Participants preferred the idea of receiving depression risk information from a counselor. Moreover, participants also endorsed follow-ups by the research team in order for individuals to have a chance to have questions answered, discuss potential risk factors, receive information about effective self-help strategies, as well as information about mental health resources. Risk communication in oncology and cardiology is delivered either through written materials or the Internet, or with professional guidance (e.g., in-person or telephone education and counselling by trained coaches or health professionals) [
34,
35]. It is possible that depression risk communication guided by counselors or trained coaches may be more effective than un-guided risk communication in motivating behaviour change. Evidence of that was found in the Spanish study by Moreno-Peral and colleagues [
36] where they investigated the effect of personalized risk of depression information guided by health care professionals on anxiety. They found that this guided information decreased the anxiety of the participants. The decision about using guided or un-guided format will have cost implication when it comes to large scale implementation. A cost-effectiveness study was completed in Spain using a guided format in the clinical setting; they found that there was not increase in cost for increased quality of life [
37]. Future studies are needed to compare the cost-effectiveness of guided and un-guided risk communication interventions and their benefits.

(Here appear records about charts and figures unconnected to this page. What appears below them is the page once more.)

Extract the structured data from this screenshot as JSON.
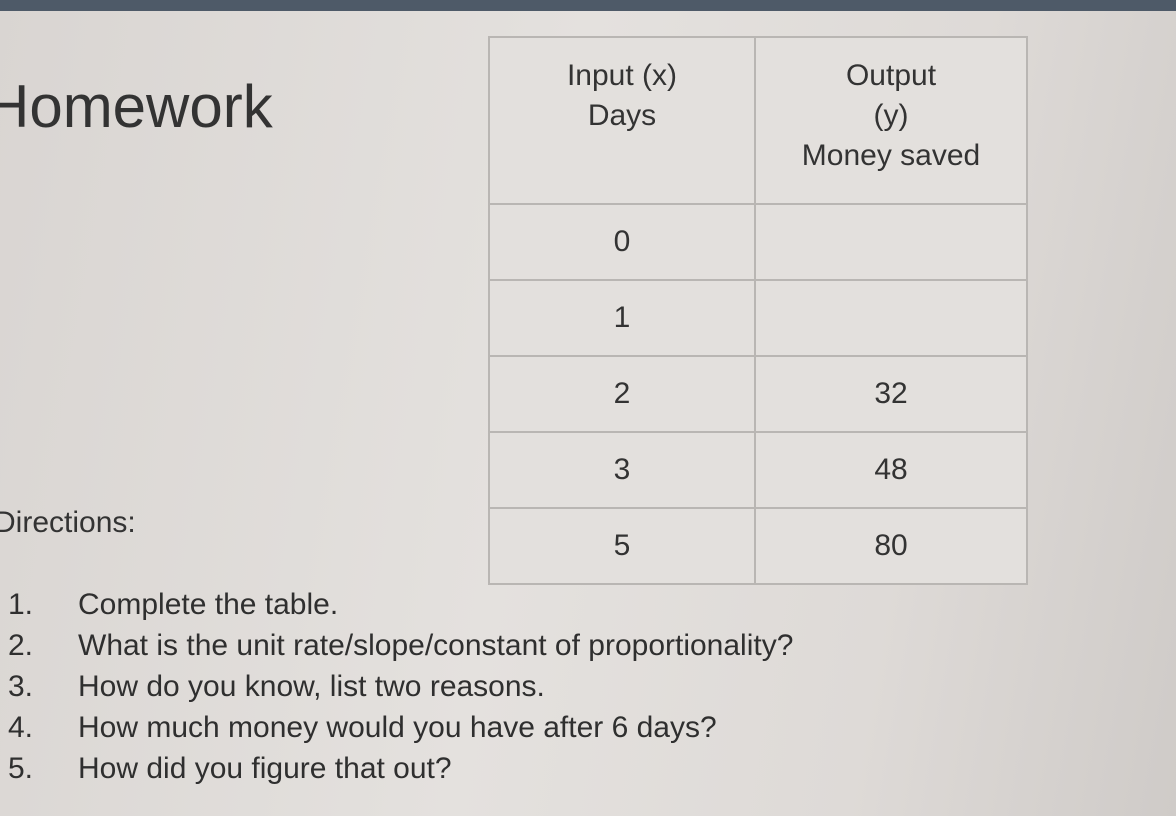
{
  "title": "Homework",
  "directions_label": "Directions:",
  "table": {
    "headers": [
      {
        "line1": "Input (x)",
        "line2": "Days",
        "line3": ""
      },
      {
        "line1": "Output",
        "line2": "(y)",
        "line3": "Money saved"
      }
    ],
    "rows": [
      {
        "x": "0",
        "y": ""
      },
      {
        "x": "1",
        "y": ""
      },
      {
        "x": "2",
        "y": "32"
      },
      {
        "x": "3",
        "y": "48"
      },
      {
        "x": "5",
        "y": "80"
      }
    ]
  },
  "questions": [
    {
      "n": "1.",
      "text": "Complete the table."
    },
    {
      "n": "2.",
      "text": "What is the unit rate/slope/constant of proportionality?"
    },
    {
      "n": "3.",
      "text": "How do you know, list two reasons."
    },
    {
      "n": "4.",
      "text": "How much money would you have after 6 days?"
    },
    {
      "n": "5.",
      "text": "How did you figure that out?"
    }
  ]
}
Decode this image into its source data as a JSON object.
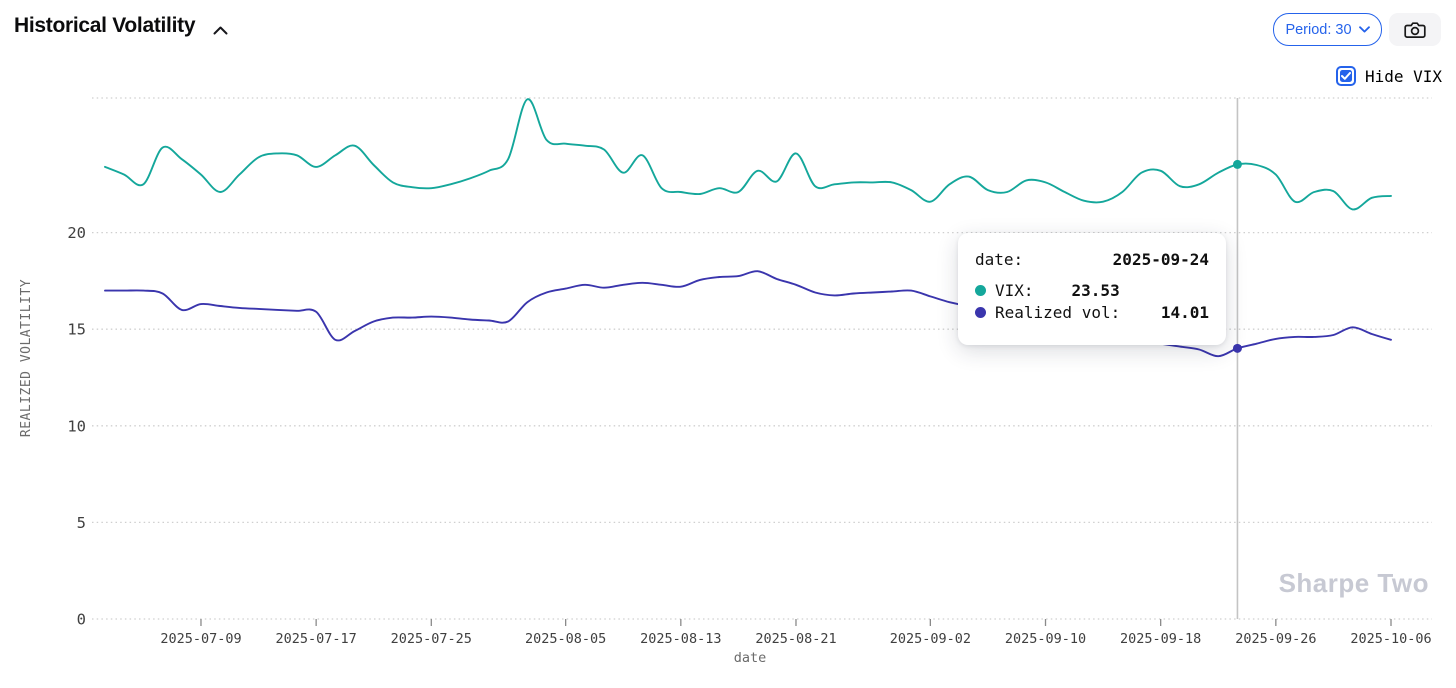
{
  "header": {
    "title": "Historical Volatility",
    "period_button_label": "Period: 30"
  },
  "controls": {
    "hide_vix_label": "Hide VIX",
    "hide_vix_checked": true
  },
  "tooltip": {
    "date_label": "date:",
    "date_value": "2025-09-24",
    "vix_label": "VIX:",
    "vix_value": "23.53",
    "rv_label": "Realized vol:",
    "rv_value": "14.01"
  },
  "watermark": "Sharpe Two",
  "colors": {
    "vix_line": "#14a79b",
    "realized_vol_line": "#3a35ad",
    "accent_blue": "#2563eb",
    "grid": "#cfcfcf",
    "crosshair": "#c4c4c4",
    "tick_text": "#3f3f3f",
    "axis_title_text": "#6b6b6b",
    "watermark_text": "#c7c9d3"
  },
  "chart_data": {
    "type": "line",
    "title": "Historical Volatility",
    "xlabel": "date",
    "ylabel": "REALIZED VOLATILITY",
    "ylim": [
      0,
      27
    ],
    "yticks": [
      0,
      5,
      10,
      15,
      20
    ],
    "grid": "horizontal-dotted",
    "legend_position": "none",
    "xticks": [
      "2025-07-09",
      "2025-07-17",
      "2025-07-25",
      "2025-08-05",
      "2025-08-13",
      "2025-08-21",
      "2025-09-02",
      "2025-09-10",
      "2025-09-18",
      "2025-09-26",
      "2025-10-06"
    ],
    "x": [
      "2025-07-01",
      "2025-07-02",
      "2025-07-03",
      "2025-07-07",
      "2025-07-08",
      "2025-07-09",
      "2025-07-10",
      "2025-07-11",
      "2025-07-14",
      "2025-07-15",
      "2025-07-16",
      "2025-07-17",
      "2025-07-18",
      "2025-07-21",
      "2025-07-22",
      "2025-07-23",
      "2025-07-24",
      "2025-07-25",
      "2025-07-28",
      "2025-07-29",
      "2025-07-30",
      "2025-07-31",
      "2025-08-01",
      "2025-08-04",
      "2025-08-05",
      "2025-08-06",
      "2025-08-07",
      "2025-08-08",
      "2025-08-11",
      "2025-08-12",
      "2025-08-13",
      "2025-08-14",
      "2025-08-15",
      "2025-08-18",
      "2025-08-19",
      "2025-08-20",
      "2025-08-21",
      "2025-08-22",
      "2025-08-25",
      "2025-08-26",
      "2025-08-27",
      "2025-08-28",
      "2025-08-29",
      "2025-09-02",
      "2025-09-03",
      "2025-09-04",
      "2025-09-05",
      "2025-09-08",
      "2025-09-09",
      "2025-09-10",
      "2025-09-11",
      "2025-09-12",
      "2025-09-15",
      "2025-09-16",
      "2025-09-17",
      "2025-09-18",
      "2025-09-19",
      "2025-09-22",
      "2025-09-23",
      "2025-09-24",
      "2025-09-25",
      "2025-09-26",
      "2025-09-29",
      "2025-09-30",
      "2025-10-01",
      "2025-10-02",
      "2025-10-03",
      "2025-10-06"
    ],
    "series": [
      {
        "name": "VIX",
        "color": "#14a79b",
        "values": [
          23.4,
          23.0,
          22.5,
          24.4,
          23.8,
          23.0,
          22.1,
          23.0,
          23.9,
          24.1,
          24.0,
          23.4,
          24.0,
          24.5,
          23.5,
          22.6,
          22.35,
          22.3,
          22.5,
          22.8,
          23.2,
          23.8,
          26.9,
          24.8,
          24.6,
          24.5,
          24.3,
          23.1,
          24.0,
          22.3,
          22.1,
          22.0,
          22.3,
          22.1,
          23.2,
          22.65,
          24.1,
          22.4,
          22.5,
          22.6,
          22.6,
          22.6,
          22.2,
          21.6,
          22.5,
          22.9,
          22.2,
          22.1,
          22.7,
          22.6,
          22.1,
          21.65,
          21.6,
          22.1,
          23.1,
          23.2,
          22.4,
          22.5,
          23.1,
          23.53,
          23.5,
          23.0,
          21.6,
          22.1,
          22.15,
          21.2,
          21.8,
          21.9
        ]
      },
      {
        "name": "Realized vol",
        "color": "#3a35ad",
        "values": [
          17.0,
          17.0,
          17.0,
          16.85,
          16.0,
          16.3,
          16.2,
          16.1,
          16.05,
          16.0,
          15.95,
          15.9,
          14.45,
          14.9,
          15.4,
          15.6,
          15.6,
          15.65,
          15.6,
          15.5,
          15.45,
          15.4,
          16.4,
          16.9,
          17.1,
          17.3,
          17.15,
          17.3,
          17.4,
          17.3,
          17.2,
          17.55,
          17.7,
          17.75,
          18.0,
          17.6,
          17.3,
          16.9,
          16.75,
          16.85,
          16.9,
          16.95,
          17.0,
          16.7,
          16.4,
          16.2,
          16.1,
          16.0,
          15.85,
          15.7,
          15.5,
          15.25,
          15.0,
          14.7,
          14.45,
          14.25,
          14.1,
          13.95,
          13.6,
          14.01,
          14.25,
          14.5,
          14.6,
          14.6,
          14.7,
          15.1,
          14.75,
          14.45
        ]
      }
    ],
    "crosshair": {
      "date": "2025-09-24",
      "vix": 23.53,
      "realized_vol": 14.01
    }
  }
}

This study has several limitations. First, this study was completed during the global COVID-19 pandemic, which may have affected the perceptions of the participant’s mental health. Second, participants were asked to recall information from their past which may be vulnerable to reporting and recall biases. As a means to decrease the chances for recall bias, we only included participants who has recently completed their 12-month assessment in the qualitative interviews. This study was conducted in Canada, among individuals who were at high risk of having depression. Therefore, the results of this qualitative study should be understood as specific to this context. Finally, the results were not validated by the participants because they were not able to read and comment on the results of the study. To address that limitation, the analysis was completed by two different people separately than compared.
With the emerging interests in applying risk predictive analytics and machine learning techniques in the realm of mental health, it is anticipated that more risk predictive models for mental health problems will be developed in the clinical arena or in the general population. Nevertheless, these risk predictive models can only become useful when the baseline risk is communicated to the target population and the information is being acted upon. This qualitative study shed light on user perceptions about personalized depression risk information and how it may be best communicated, offering important information for designing personalized risk communication tools not only for depression and other mental health problems.